If those sound like the ingredients of the "culture of health" that RWJF is always talking up, you're exactly right. And BUILD is an example of how health funders are becoming more savvy in addressing these issues.
Back in the fall, we talked to Brian Castrucci, Chief Program and Strategy Officer at the de Beaumont Foundation about the initiative. He talked about the need not just for better practices to improve public health, but better data, too. “If you go to your doctor and you want to know your likelihood for cancer, we can get down to your genetic code,” says Castrucci. “But for community health, we are still using blunt measures of disease prevalence in a community. We need to be more accurate, we need to be surgical in how we approach this. We need to change the health curve of this country not just the healthcare curve.”

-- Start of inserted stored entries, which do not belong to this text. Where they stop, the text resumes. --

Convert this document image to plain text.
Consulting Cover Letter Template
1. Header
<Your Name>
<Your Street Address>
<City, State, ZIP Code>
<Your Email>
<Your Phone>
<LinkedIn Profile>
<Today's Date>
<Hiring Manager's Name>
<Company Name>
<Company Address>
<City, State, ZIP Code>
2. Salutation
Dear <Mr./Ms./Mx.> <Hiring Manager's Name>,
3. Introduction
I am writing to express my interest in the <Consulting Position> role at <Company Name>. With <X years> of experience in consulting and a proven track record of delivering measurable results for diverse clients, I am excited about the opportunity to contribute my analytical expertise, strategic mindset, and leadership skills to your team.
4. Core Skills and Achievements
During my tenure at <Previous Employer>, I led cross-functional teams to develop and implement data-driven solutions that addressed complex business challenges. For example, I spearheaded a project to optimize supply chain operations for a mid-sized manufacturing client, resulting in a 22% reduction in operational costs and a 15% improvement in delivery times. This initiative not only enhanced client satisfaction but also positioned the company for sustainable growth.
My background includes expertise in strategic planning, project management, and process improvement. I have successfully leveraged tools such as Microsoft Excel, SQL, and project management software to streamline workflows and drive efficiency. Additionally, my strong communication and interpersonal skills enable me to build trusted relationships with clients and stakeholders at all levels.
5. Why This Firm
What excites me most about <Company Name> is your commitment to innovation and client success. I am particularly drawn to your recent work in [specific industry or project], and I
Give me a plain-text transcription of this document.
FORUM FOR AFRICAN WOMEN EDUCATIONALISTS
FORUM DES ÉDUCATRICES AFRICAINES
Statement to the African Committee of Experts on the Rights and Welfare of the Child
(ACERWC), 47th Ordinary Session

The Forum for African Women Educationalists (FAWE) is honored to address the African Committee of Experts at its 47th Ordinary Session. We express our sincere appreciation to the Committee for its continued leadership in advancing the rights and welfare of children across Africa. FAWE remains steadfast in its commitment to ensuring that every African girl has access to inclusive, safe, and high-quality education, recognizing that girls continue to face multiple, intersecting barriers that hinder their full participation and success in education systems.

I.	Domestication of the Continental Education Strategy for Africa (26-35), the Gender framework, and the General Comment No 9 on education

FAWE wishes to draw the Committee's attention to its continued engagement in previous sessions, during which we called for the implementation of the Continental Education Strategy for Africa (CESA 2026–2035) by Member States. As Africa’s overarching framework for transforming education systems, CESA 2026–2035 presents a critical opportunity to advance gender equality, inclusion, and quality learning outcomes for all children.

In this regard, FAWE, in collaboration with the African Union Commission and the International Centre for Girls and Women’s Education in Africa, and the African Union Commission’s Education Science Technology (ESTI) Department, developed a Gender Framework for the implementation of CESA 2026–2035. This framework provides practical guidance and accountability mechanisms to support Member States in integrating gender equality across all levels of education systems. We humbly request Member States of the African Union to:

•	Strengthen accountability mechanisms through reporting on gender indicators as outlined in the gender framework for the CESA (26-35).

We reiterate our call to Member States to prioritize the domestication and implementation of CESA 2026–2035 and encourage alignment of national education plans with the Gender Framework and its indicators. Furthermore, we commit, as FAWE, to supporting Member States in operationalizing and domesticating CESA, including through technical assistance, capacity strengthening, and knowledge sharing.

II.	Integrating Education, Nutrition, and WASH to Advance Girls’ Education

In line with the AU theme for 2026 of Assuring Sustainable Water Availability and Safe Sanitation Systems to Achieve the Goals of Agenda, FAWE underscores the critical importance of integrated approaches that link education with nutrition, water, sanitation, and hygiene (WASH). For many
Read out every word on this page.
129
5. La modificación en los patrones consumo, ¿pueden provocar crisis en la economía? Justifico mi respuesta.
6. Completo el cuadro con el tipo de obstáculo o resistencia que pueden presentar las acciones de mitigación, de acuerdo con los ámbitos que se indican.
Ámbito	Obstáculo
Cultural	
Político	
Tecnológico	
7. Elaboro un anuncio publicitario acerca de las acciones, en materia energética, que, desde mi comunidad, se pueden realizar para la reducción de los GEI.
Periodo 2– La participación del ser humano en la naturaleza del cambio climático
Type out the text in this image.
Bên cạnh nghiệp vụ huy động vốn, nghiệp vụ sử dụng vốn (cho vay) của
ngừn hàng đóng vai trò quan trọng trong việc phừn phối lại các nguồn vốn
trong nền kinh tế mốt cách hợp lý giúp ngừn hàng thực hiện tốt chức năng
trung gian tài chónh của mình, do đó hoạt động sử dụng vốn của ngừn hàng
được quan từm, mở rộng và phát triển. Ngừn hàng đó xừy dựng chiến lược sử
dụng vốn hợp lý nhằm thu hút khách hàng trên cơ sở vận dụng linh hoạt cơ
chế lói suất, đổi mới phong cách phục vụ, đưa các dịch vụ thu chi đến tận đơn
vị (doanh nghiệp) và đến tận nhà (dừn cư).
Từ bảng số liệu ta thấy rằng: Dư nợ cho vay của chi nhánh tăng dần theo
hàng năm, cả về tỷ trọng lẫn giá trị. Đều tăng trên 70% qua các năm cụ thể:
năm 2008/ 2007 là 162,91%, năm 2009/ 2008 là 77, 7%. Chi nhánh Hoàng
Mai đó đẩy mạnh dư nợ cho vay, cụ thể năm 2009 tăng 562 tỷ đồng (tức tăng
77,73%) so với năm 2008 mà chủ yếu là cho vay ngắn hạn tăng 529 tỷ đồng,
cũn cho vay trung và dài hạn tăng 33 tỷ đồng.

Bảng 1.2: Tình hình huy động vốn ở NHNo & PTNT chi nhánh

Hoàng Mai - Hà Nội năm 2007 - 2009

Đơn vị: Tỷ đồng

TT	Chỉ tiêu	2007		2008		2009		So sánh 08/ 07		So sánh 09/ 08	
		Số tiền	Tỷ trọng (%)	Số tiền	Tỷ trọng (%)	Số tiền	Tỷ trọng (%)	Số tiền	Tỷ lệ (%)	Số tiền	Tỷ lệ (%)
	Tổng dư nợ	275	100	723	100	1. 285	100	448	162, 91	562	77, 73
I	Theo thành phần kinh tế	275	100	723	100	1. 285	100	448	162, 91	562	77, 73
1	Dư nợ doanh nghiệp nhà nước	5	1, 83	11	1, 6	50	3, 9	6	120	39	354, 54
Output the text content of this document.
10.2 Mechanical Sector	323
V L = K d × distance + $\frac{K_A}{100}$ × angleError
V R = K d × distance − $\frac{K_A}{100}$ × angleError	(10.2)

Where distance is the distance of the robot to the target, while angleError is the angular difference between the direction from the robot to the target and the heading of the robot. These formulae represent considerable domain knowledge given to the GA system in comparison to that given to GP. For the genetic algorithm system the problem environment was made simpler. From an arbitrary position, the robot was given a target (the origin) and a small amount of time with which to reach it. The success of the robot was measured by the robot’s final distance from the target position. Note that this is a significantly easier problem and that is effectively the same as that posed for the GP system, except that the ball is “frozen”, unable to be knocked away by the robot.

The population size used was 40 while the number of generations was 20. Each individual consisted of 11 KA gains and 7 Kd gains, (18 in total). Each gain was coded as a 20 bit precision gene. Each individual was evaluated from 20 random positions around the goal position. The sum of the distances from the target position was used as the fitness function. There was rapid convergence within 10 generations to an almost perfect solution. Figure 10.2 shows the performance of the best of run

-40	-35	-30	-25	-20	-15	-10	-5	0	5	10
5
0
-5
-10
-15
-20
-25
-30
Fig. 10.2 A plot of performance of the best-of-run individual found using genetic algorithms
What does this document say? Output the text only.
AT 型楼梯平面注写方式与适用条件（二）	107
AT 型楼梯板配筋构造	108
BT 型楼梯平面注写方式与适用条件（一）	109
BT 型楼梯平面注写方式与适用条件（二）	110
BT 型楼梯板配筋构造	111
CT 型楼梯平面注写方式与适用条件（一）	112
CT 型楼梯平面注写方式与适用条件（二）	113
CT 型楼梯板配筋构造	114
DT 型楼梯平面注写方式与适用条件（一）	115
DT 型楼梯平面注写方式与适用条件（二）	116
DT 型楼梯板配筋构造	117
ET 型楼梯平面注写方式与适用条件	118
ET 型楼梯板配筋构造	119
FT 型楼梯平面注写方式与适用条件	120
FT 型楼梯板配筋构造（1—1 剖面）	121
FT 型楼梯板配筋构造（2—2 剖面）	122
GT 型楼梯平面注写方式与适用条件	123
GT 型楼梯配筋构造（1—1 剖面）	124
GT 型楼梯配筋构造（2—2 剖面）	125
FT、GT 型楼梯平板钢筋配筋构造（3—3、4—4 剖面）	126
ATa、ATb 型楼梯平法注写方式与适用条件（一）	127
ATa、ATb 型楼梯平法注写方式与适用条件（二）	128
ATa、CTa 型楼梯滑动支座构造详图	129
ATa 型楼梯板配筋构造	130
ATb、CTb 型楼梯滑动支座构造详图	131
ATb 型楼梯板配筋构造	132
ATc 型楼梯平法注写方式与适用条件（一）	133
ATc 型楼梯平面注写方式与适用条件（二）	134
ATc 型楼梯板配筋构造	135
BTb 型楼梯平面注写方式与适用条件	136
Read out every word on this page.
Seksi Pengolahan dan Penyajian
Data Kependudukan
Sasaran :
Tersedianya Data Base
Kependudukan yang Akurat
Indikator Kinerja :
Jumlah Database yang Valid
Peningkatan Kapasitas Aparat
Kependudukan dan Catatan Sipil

And in addition to going to bat for BUILD Health, the de Beaumont Foundation is also working on a collaborative project called "The Practical Playbook: Public Health and Primary Care Together," a web-based resource that provides a "how to" manual for primary care and public health improve our understanding and integration with healthcare in the United States.
It was developed by the de Beaumont Foundation, Duke Community and Family Medicine, the Centers for Disease Control and Prevention (CDC), and has oversight from a steering committee made of up James Sprague, MD and Brian Castrucci, MA from the de Beaumont Foundation, Lloyd Michener, MD from Duke Community and Family Medicine, and Denise Koo, MD from the CDC. In addition, the Practical Playbook receives guidance from a National Advisory Committee that comprises both public health and primary care experts.
"The support and recognition that the Practical Playbook has received in Phase I from organizations like the Institute of Medicine (IOM) and the American Academy of Family Physicians (AAFP) is a testament to the great need for this resource in both public health and medical fields," said James Sprague, MD, chairman of the board of the de Beaumont Foundation. "The Practical Playbook has already made a significant impact in its first year of operations, and Phase II will accelerate that forward momentum."